If your system feels slow, the database layer is often the first place to investigate.

Suppose you have a table with one million users and you search for a specific email address.

Without an index, the database may need to look at each row until it finds a match. That’s slow — especially as the table grows.

With an index on the email column, the database maintains a separate organized structure (similar to a book index). Instead of scanning everything, it uses that structure to quickly locate the correct row.

Indexes make reads much faster, but they are not free. Every time you insert, update, or delete data, the index must also be updated.

If a query is unexpectedly slow, one of the first questions to ask is: “Is there an index on the column being searched?”

Consider transferring money from Account A to Account B.

Step 1: Subtract $100 from Account A.
Step 2: Add $100 to Account B.

If the system crashes after Step 1 but before Step 2, the money disappears. That is data corruption.

A transaction prevents this. Both operations are wrapped inside a transactional boundary. The database guarantees that either:

• Both steps complete successfully, or
• Neither step is permanently applied.

This “all-or-nothing” behavior is called atomicity. It ensures the system remains logically consistent even during failures.

Transactions are essential anywhere data correctness matters — finance, inventory, authentication, and beyond.

ACID is a practical reliability contract, not theory.

Atomicity prevents partial updates. If one step fails, everything rolls back.

Consistency ensures that constraints, relationships, and rules are preserved after a transaction completes.

Isolation protects transactions from corrupting each other when multiple users operate simultaneously.

Durability guarantees that once the database confirms success, the data is written to persistent storage and will survive system failure.

Together, these properties make databases dependable foundations for real-world systems.

As usage grows, query volume increases. Eventually, a single database server cannot keep up with incoming requests.

One approach is vertical scaling — upgrading the existing machine with more CPU, memory, or faster storage. This is the simplest solution because the architecture stays the same. However, hardware upgrades have limits and costs rise quickly.

Another strategy is adding read replicas. In this model, a primary database handles writes while replicated copies serve read-only queries. This reduces pressure on the primary server, though it can introduce small delays as data propagates between nodes.
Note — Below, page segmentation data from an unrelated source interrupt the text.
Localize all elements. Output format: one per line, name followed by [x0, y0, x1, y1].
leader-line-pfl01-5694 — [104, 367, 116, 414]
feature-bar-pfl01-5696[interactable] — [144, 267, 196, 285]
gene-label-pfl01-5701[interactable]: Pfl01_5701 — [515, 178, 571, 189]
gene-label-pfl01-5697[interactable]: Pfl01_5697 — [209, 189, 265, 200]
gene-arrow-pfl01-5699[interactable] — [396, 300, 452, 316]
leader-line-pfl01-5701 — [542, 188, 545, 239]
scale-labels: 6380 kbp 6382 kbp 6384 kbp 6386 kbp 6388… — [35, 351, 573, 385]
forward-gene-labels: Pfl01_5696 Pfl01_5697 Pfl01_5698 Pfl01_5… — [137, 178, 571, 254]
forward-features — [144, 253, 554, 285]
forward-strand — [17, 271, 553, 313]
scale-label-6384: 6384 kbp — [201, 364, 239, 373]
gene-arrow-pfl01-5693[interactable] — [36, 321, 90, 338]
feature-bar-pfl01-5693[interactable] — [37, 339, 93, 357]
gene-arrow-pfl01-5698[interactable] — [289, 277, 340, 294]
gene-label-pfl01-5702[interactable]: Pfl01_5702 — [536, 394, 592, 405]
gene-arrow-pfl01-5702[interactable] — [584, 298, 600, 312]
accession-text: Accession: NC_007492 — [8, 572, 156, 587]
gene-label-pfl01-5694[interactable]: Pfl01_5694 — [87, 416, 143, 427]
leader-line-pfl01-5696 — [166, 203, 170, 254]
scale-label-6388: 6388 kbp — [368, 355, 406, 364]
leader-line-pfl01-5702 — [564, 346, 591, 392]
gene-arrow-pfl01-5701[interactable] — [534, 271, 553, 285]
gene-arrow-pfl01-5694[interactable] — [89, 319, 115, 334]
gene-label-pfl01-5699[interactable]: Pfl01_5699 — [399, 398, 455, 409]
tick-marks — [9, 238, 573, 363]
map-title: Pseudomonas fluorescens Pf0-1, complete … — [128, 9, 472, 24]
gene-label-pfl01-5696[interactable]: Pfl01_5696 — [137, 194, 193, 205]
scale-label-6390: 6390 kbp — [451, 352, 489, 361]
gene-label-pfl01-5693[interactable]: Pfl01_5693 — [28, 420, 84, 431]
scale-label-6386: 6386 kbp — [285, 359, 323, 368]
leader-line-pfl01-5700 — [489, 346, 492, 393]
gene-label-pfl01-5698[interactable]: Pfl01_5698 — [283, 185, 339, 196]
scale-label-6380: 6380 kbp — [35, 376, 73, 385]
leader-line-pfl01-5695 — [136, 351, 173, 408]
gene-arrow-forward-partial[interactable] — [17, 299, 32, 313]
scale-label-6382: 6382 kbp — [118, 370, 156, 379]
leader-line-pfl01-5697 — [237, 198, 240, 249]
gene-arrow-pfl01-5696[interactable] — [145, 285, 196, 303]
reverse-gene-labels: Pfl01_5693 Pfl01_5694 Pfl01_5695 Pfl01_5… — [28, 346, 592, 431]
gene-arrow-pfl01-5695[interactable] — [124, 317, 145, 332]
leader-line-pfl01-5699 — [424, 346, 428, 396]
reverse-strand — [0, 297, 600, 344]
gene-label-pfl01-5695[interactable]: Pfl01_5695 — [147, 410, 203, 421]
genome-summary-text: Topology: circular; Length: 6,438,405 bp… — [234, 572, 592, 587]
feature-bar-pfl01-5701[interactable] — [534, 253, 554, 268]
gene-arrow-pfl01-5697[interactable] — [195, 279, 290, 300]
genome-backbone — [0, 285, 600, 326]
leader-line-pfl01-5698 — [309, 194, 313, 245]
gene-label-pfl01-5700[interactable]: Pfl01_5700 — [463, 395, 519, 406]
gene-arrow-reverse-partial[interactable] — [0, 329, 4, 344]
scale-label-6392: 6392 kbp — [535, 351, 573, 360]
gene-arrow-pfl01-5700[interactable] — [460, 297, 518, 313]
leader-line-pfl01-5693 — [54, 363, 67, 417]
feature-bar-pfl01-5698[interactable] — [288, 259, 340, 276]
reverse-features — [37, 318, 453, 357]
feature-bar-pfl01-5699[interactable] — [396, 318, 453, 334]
For even larger growth, systems may use sharding. Instead of storing all data on one machine, the dataset is divided across multiple database instances. For example, one shard might store users A–M and another N–Z. This increases total capacity but requires careful routing logic and operational management.

Each of these approaches improves scalability, but they also introduce trade-offs in cost, complexity, and consistency.
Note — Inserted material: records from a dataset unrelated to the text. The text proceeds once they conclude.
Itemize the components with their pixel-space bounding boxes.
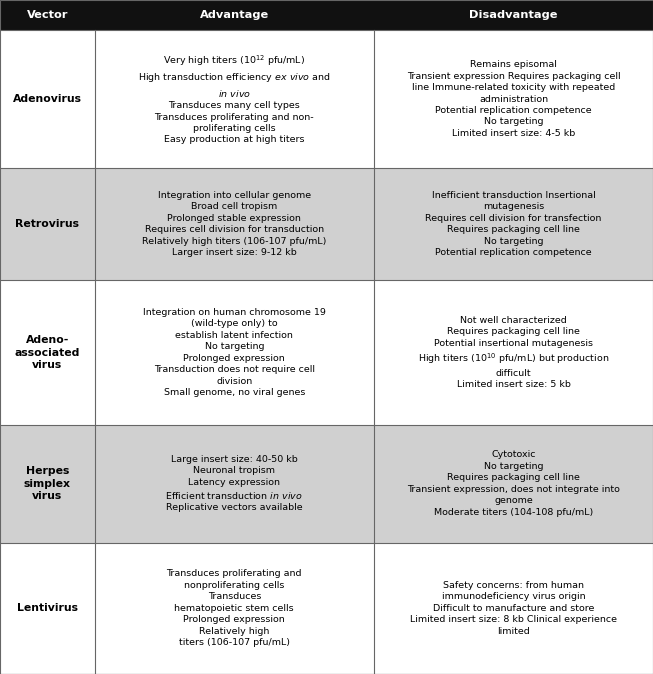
- Text: Very high titers (10$^{12}$ pfu/mL)
High transduction efficiency $\it{ex\ vivo}$: Very high titers (10$^{12}$ pfu/mL) High…: [138, 54, 330, 144]
- Text: Inefficient transduction Insertional
mutagenesis
Requires cell division for tran: Inefficient transduction Insertional mut…: [425, 191, 601, 257]
- Text: Adeno-
associated
virus: Adeno- associated virus: [14, 335, 80, 370]
- Bar: [0, 168, 653, 280]
- Text: Disadvantage: Disadvantage: [470, 10, 558, 20]
- Text: Adenovirus: Adenovirus: [13, 94, 82, 104]
- Bar: [0, 280, 653, 425]
- Text: Integration on human chromosome 19
(wild-type only) to
establish latent infectio: Integration on human chromosome 19 (wild…: [143, 308, 326, 397]
- Text: Cytotoxic
No targeting
Requires packaging cell line
Transient expression, does n: Cytotoxic No targeting Requires packagin…: [407, 450, 620, 517]
- Text: Transduces proliferating and
nonproliferating cells
Transduces
hematopoietic ste: Transduces proliferating and nonprolifer…: [167, 570, 302, 647]
- Text: Retrovirus: Retrovirus: [15, 219, 80, 229]
- Text: Vector: Vector: [27, 10, 68, 20]
- Text: Advantage: Advantage: [200, 10, 269, 20]
- Bar: [0, 30, 653, 168]
- Bar: [0, 425, 653, 543]
- Text: Safety concerns: from human
immunodeficiency virus origin
Difficult to manufactu: Safety concerns: from human immunodefici…: [410, 581, 617, 636]
- Text: Lentivirus: Lentivirus: [17, 603, 78, 613]
- Bar: [0, 543, 653, 674]
- Text: Not well characterized
Requires packaging cell line
Potential insertional mutage: Not well characterized Requires packagin…: [418, 316, 609, 389]
- Text: Integration into cellular genome
Broad cell tropism
Prolonged stable expression
: Integration into cellular genome Broad c…: [142, 191, 326, 257]
- Bar: [0, 0, 653, 30]
- Text: Herpes
simplex
virus: Herpes simplex virus: [24, 466, 71, 501]
- Text: Large insert size: 40-50 kb
Neuronal tropism
Latency expression
Efficient transd: Large insert size: 40-50 kb Neuronal tro…: [165, 455, 303, 512]
- Text: Remains episomal
Transient expression Requires packaging cell
line Immune-relate: Remains episomal Transient expression Re…: [407, 60, 620, 138]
The database is often the most critical dependency in a backend system. When it slows down or fails, the application reflects the impact immediately.

If the database becomes unreachable, request handlers cannot complete their queries and the application begins returning 500-level errors.

Even when the database is running, slow queries, missing indexes, or locking contention can increase latency. From the outside, the server appears slow, but it is actually waiting on the database.

Under heavy load, resource limits such as connection exhaustion, replication lag, or disk saturation can introduce instability and inconsistent behavior.

Many “application issues” originate in the persistence layer. Understanding this dependency chain is essential for diagnosing production problems.